27/07/2013

A beleza que põe a mesa


As porcelanas haviam sido objetos com valor próprio à mesa desde muitos séculos. Eram um atrativo em si, símbolo de status, de refinamento cultural, item importantíssimo das chamadas artes decorativas. As porcelas chinesas, as de Sèvres, a Vista Alegre portuguesa e tantas outras espalhadas pelos países europeus correspondiam às formas elegantes de vestir a mesa. 

No livro erudito de Gualtieri Marchesi e Luca Vercelloni (A mesa posta. História estética da cozinha, São Paulo, Senac, 2010) a dupla de autores persegue a história do aspecto construtivo à mesa, a cenografia do alimento, até chegar à plástica dos pratos, adotada pela primeira vez quando – nos anos 1970 - os irmãos Troisgros e, depois, Michel Guérard, fizeram a comida sair “empratada” da cozinha, criando um novo vínculo direto entre o chef e o seu cliente. A partir de então, além dos sabores, a aparência dos pratos passou a formar o juízo sobre o belo em culinária. Foi uma ruptura enorme com os padrões anteriores de serviço e com o que se esperava dos cozinheiros.

É possível, desde então, traçar duas linhas evolutivas: a do arranjo da comida no prato e a do objeto-prato propriamente dita. A primeira, depois de muitas vicissitudes, encontra-se agora estabilizada numa construção piramidal que ocupa o centro do prato: tudo é arranjado de maneira “gótica” como se o alimento buscasse o céu. Os pratos, ao contrário, sofreram inúmeras mutações e não alcançaram ainda uma nova forma estável. Experimenta-se materiais diversos, formas insólitas e assim por diante.



É provável que a “descontrução” do prato, isto é, do suporte, tenha sido elemento importante na afirmação estética da proposta gastronomica da escola de Ferran Adrià. Todos os limites eram limites a serem rompidos. As idéias de oposições, de filières, que presidiam a construção gustativa exigiam superfícies menos delimitadas do que a circularidade restrita do prato. 

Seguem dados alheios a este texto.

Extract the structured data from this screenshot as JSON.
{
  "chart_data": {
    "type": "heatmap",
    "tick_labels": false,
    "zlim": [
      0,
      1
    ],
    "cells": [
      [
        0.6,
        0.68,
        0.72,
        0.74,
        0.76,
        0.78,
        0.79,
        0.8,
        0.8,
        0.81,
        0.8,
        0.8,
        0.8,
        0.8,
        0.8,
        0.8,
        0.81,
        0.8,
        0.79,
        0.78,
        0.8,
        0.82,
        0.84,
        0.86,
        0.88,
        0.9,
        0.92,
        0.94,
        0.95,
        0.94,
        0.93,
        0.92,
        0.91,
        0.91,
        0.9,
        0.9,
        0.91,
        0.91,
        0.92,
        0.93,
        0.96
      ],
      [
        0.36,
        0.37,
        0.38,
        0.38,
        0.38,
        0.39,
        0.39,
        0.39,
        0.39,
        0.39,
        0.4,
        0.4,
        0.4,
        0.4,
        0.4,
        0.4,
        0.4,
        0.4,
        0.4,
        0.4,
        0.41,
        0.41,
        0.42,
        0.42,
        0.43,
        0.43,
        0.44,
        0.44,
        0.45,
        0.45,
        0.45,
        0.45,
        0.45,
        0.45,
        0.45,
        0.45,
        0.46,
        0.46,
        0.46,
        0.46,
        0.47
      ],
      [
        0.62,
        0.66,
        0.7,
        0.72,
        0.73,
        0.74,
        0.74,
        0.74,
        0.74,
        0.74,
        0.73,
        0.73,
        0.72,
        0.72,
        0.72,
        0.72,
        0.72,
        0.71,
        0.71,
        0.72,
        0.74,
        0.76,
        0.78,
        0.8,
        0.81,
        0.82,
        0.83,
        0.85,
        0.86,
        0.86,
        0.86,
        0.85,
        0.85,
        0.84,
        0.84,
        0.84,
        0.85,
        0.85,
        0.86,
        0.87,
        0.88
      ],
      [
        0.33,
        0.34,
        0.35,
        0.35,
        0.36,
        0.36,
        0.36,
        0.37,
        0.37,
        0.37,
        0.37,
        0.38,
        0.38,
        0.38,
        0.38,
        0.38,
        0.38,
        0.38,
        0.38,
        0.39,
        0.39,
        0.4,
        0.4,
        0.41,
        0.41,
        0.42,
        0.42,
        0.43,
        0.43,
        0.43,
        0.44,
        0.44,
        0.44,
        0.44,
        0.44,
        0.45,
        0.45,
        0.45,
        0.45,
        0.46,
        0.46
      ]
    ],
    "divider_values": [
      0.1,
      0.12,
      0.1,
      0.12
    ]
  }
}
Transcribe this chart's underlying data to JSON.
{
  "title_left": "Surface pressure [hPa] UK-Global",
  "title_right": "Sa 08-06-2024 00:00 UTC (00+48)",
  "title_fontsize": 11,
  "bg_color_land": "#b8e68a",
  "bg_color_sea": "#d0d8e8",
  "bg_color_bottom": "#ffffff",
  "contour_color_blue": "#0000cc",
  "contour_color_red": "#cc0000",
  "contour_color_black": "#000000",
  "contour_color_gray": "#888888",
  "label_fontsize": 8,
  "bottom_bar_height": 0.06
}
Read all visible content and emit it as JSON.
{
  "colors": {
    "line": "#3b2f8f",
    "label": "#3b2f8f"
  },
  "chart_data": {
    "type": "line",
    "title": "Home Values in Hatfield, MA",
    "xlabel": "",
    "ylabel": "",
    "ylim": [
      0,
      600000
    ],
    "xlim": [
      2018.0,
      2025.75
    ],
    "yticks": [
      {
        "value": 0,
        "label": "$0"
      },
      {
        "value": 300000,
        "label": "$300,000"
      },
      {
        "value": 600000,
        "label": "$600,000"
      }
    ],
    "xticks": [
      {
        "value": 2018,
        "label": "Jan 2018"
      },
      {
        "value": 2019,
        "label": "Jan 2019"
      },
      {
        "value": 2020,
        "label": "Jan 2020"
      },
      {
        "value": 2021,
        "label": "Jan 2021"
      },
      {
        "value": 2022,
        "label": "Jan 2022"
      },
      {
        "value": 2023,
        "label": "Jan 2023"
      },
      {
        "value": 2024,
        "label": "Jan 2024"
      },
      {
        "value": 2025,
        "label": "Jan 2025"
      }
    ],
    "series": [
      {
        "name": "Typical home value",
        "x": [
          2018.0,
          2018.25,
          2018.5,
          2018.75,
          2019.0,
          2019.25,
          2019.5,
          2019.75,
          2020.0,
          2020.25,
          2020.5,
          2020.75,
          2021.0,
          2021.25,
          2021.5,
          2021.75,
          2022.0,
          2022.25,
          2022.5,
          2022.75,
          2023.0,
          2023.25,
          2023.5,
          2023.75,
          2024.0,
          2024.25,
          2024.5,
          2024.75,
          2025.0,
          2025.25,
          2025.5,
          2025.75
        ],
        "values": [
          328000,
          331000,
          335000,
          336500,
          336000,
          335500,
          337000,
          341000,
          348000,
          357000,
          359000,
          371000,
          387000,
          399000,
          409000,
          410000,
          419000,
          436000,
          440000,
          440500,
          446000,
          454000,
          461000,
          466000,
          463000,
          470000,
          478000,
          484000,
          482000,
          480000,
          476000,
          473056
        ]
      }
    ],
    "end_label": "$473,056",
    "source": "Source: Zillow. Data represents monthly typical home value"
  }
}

Assim, com o tempo, surge o “anti-prato”, o desdém pelo continente como forma de destaque do conteúdo: qualquer superfície, mesmo que não concebida para essa função, servia para a apresentação do arranjo da comida. Placas de vidro, de ardósia, de espelho, de madeira, formas inéditas de porcelana - tudo era visto como suficientemente original para sustentar pratos que pretendiam ter rompido a barreira da culinária convencional.

Mas no terreno onde a novidade é um valor impositivo tudo perde sua força na medida em que se estabiliza. Nada mais vulgar, hoje, do que as placas de ardósia e seus similares. Nada mais benvindo do que o prato tradicional de porcelana. Enfim, parece que um ciclo de inovação chegou ao seu término. 



O que esse movimento deixou atrás de si? Se olharmos pelo lado positivo, um certo esforço da indústria cerâmica para oferecer novos desenhos de pratos, muito deles bastante elegantes. Ou esforços de extrair formas da própria natureza, como é feito sistematicamente, entre nós, pela Cerâmica Muriqui.